Elektronische Patientenakte: Hoher Rückhalt trotz zurückhaltender Nutzung

Dominik Hübenthal
Elektronische Patientenakte: Große Mehrheit will ePA behalten

Die Digitalisierung des deutschen Gesundheitswesens schreitet voran, stößt im Alltag der Bürgerinnen und Bürger jedoch auf ein interessantes Phänomen: Während die aktive Nutzung der elektronischen Patientenakte (ePA) bislang noch verhalten ausfällt, genießt das digitale Angebot einen bemerkenswert breiten Rückhalt in der Bevölkerung.

Große Akzeptanz in der gesetzlichen Krankenversicherung

Nach aktuellen Erhebungen des Datenbarometers der Bundesbeauftragten für den Datenschutz und die Informationsfreiheit wollen bis zu neun von zehn gesetzlich Versicherten an ihrer elektronischen Patientenakte festhalten. Der Widerspruch gegen das System bleibt damit die absolute Ausnahme.

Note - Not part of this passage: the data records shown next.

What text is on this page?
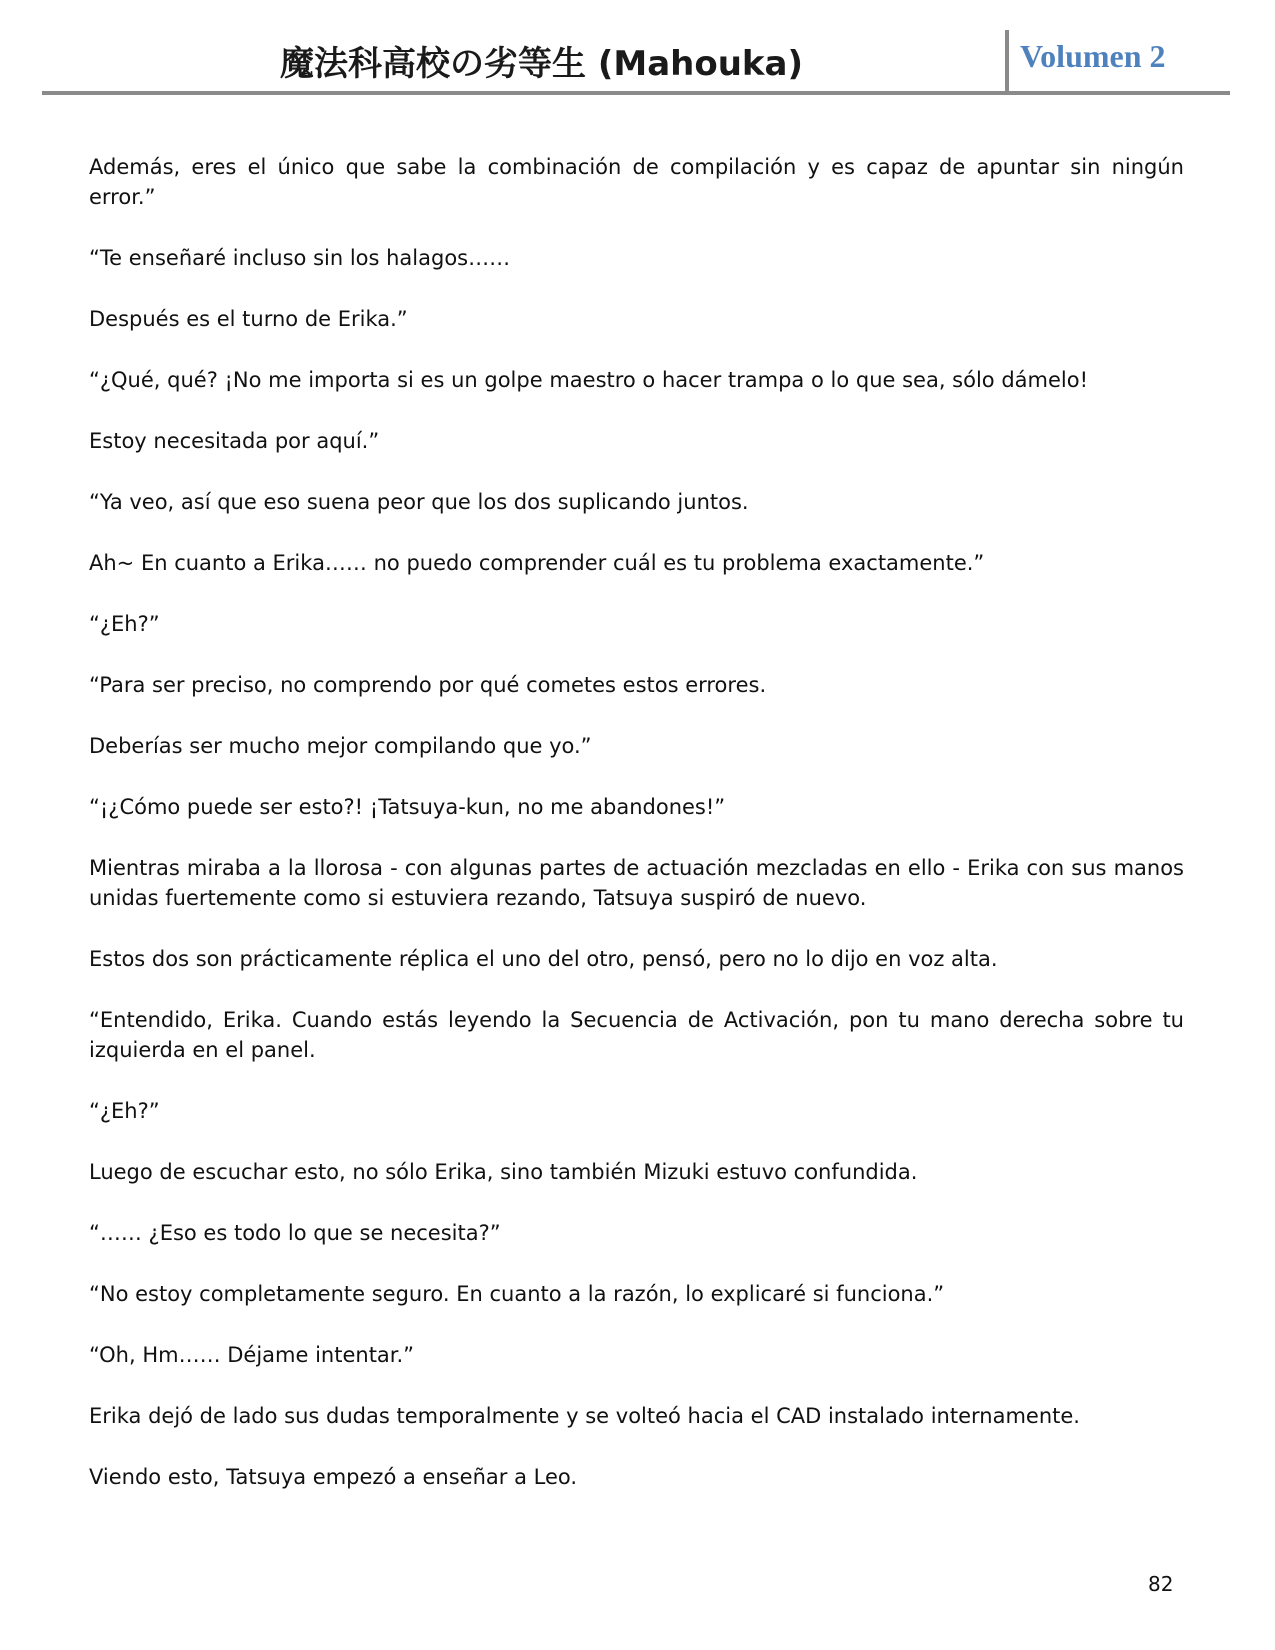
魔法科高校の劣等生 (Mahouka)	Volumen 2

Además, eres el único que sabe la combinación de compilación y es capaz de apuntar sin ningún error.”

“Te enseñaré incluso sin los halagos……

Después es el turno de Erika.”

“¿Qué, qué? ¡No me importa si es un golpe maestro o hacer trampa o lo que sea, sólo dámelo!

Estoy necesitada por aquí.”

“Ya veo, así que eso suena peor que los dos suplicando juntos.

Ah~ En cuanto a Erika…… no puedo comprender cuál es tu problema exactamente.”

“¿Eh?”

“Para ser preciso, no comprendo por qué cometes estos errores.

Deberías ser mucho mejor compilando que yo.”

“¡¿Cómo puede ser esto?! ¡Tatsuya-kun, no me abandones!”

Mientras miraba a la llorosa - con algunas partes de actuación mezcladas en ello - Erika con sus manos unidas fuertemente como si estuviera rezando, Tatsuya suspiró de nuevo.

Estos dos son prácticamente réplica el uno del otro, pensó, pero no lo dijo en voz alta.

“Entendido, Erika. Cuando estás leyendo la Secuencia de Activación, pon tu mano derecha sobre tu izquierda en el panel.

“¿Eh?”

Luego de escuchar esto, no sólo Erika, sino también Mizuki estuvo confundida.

“…… ¿Eso es todo lo que se necesita?”

“No estoy completamente seguro. En cuanto a la razón, lo explicaré si funciona.”

“Oh, Hm…… Déjame intentar.”

Erika dejó de lado sus dudas temporalmente y se volteó hacia el CAD instalado internamente.

Viendo esto, Tatsuya empezó a enseñar a Leo.

82
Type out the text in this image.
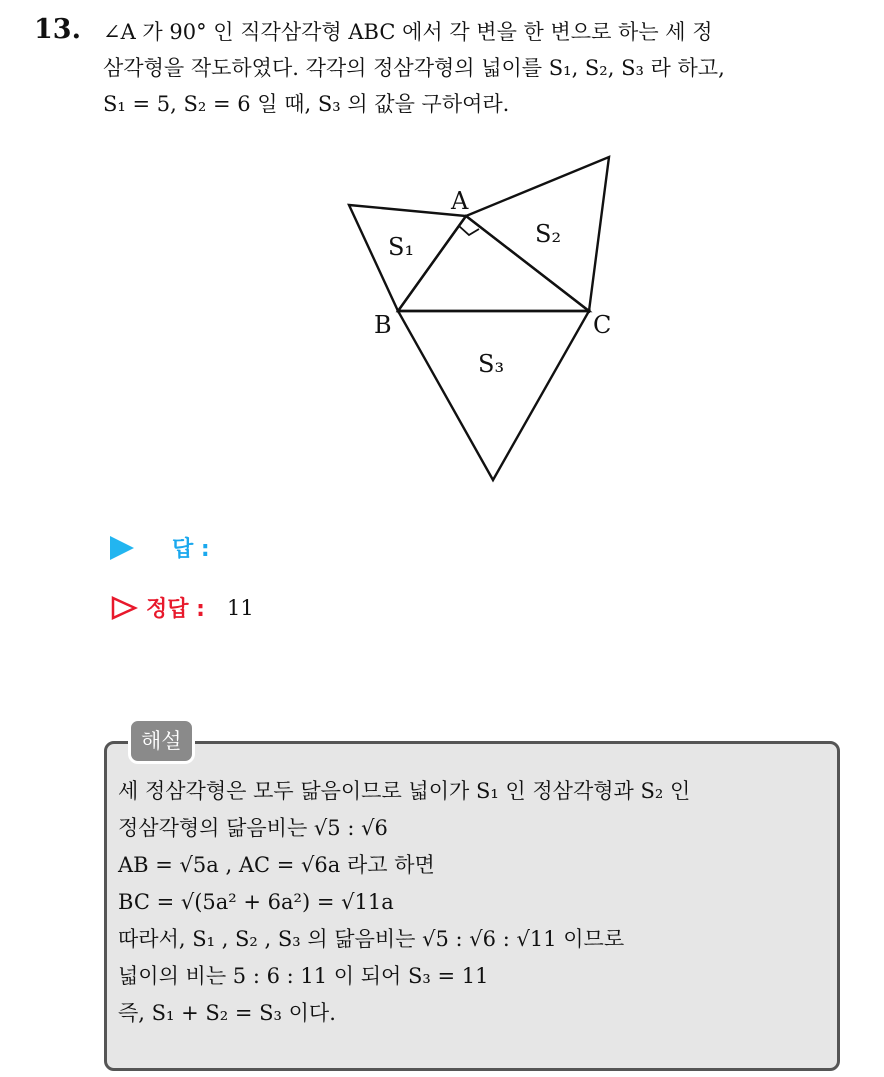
13. ∠A 가 90° 인 직각삼각형 ABC 에서 각 변을 한 변으로 하는 세 정
삼각형을 작도하였다. 각각의 정삼각형의 넓이를 S₁, S₂, S₃ 라 하고,
S₁ = 5, S₂ = 6 일 때, S₃ 의 값을 구하여라.
A
B	C
S₁	S₂
S₃
답 :
정답 : 11
해설
세 정삼각형은 모두 닮음이므로 넓이가 S₁ 인 정삼각형과 S₂ 인
정삼각형의 닮음비는 √5 : √6
AB = √5a , AC = √6a 라고 하면
BC = √(5a² + 6a²) = √11a
따라서, S₁ , S₂ , S₃ 의 닮음비는 √5 : √6 : √11 이므로
넓이의 비는 5 : 6 : 11 이 되어 S₃ = 11
즉, S₁ + S₂ = S₃ 이다.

Viele Menschen schätzen vor allem das Potenzial, im Ernstfall alle relevanten Gesundheitsdaten wie Medikationspläne, Befunde und Vorerkrankungen zentral gebündelt abrufbereit zu haben.

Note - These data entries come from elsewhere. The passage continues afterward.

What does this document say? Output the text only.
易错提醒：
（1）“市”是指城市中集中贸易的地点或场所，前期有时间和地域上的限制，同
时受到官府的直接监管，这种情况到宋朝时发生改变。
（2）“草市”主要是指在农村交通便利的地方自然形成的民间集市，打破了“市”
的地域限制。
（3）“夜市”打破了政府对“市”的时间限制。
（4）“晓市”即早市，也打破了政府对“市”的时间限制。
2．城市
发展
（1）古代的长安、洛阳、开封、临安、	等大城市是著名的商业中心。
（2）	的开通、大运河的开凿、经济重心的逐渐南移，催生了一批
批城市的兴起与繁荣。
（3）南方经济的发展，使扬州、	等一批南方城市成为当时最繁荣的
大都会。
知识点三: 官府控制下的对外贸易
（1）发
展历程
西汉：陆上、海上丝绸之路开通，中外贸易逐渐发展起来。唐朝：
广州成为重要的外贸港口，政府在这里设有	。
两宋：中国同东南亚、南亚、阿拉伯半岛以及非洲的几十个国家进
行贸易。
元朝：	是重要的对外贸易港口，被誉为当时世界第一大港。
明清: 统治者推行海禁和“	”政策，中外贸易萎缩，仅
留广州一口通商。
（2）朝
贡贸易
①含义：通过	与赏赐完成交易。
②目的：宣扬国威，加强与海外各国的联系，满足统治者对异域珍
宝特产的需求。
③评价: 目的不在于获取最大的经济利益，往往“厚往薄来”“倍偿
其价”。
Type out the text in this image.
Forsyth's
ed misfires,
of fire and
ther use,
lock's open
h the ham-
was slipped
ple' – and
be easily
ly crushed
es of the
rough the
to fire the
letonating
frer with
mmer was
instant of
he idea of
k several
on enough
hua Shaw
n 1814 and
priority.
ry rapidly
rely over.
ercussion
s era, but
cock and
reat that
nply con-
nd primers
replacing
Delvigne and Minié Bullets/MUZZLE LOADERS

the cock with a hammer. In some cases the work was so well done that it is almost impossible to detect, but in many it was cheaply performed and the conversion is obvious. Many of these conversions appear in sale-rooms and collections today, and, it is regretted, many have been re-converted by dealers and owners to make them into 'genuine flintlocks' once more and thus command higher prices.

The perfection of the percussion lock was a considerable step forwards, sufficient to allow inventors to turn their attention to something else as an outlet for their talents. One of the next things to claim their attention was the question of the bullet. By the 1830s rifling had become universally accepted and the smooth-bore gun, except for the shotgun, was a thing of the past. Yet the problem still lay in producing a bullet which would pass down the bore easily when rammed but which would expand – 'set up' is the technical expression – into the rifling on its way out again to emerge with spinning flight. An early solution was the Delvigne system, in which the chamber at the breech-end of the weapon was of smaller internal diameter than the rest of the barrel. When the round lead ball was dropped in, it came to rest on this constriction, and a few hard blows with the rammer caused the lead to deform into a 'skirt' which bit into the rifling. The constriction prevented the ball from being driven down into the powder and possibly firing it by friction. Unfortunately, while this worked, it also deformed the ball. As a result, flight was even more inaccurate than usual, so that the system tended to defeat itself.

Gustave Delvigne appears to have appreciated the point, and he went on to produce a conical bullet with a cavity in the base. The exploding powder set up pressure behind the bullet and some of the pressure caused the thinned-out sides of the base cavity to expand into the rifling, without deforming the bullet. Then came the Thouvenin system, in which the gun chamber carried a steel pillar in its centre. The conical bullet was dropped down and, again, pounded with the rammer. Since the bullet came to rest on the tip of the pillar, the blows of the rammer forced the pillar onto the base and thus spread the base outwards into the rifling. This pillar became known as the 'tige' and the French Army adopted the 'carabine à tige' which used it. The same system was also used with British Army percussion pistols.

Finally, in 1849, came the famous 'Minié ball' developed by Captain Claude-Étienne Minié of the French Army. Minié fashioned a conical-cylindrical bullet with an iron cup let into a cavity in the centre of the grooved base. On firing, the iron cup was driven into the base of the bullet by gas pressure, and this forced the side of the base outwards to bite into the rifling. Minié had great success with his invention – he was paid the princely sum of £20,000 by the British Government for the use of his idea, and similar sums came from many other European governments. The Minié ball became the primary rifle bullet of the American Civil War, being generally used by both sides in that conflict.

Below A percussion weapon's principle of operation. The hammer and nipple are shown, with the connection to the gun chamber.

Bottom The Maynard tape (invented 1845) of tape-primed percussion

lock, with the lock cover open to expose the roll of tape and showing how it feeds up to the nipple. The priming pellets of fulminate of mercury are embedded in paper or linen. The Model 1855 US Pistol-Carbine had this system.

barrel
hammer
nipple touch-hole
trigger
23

Warum die aktive Nutzung noch hinterherhinkt

Dass die ePA trotz der hohen Zustimmungswerte im Alltag bislang verhältnismäßig selten von den Versicherten selbst geöffnet oder aktiv verwaltet wird, hat verschiedene Ursachen:

  • Mangelnde Berührungspunkte im gesunden Alltag: Viele Menschen greifen erst dann auf Gesundheits-Apps zu, wenn akute Beschwerden oder chronische Krankheiten vorliegen.
  • Unkomplizierte Handhabung in Arztpraxen: Der Datenaustausch erfolgt zunehmend im Hintergrund zwischen behandelnden Ärzten, Krankenhäusern und Therapeuten, sodass Patientinnen und Patienten oft nicht zwingend selbst aktiv eingreifen müssen.
  • Hürden bei der Erstanmeldung: Sichere Identifikationsverfahren wie der Personalausweis mit PIN oder PIN-Briefe der Krankenkassen erfordern am Anfang etwas Geduld.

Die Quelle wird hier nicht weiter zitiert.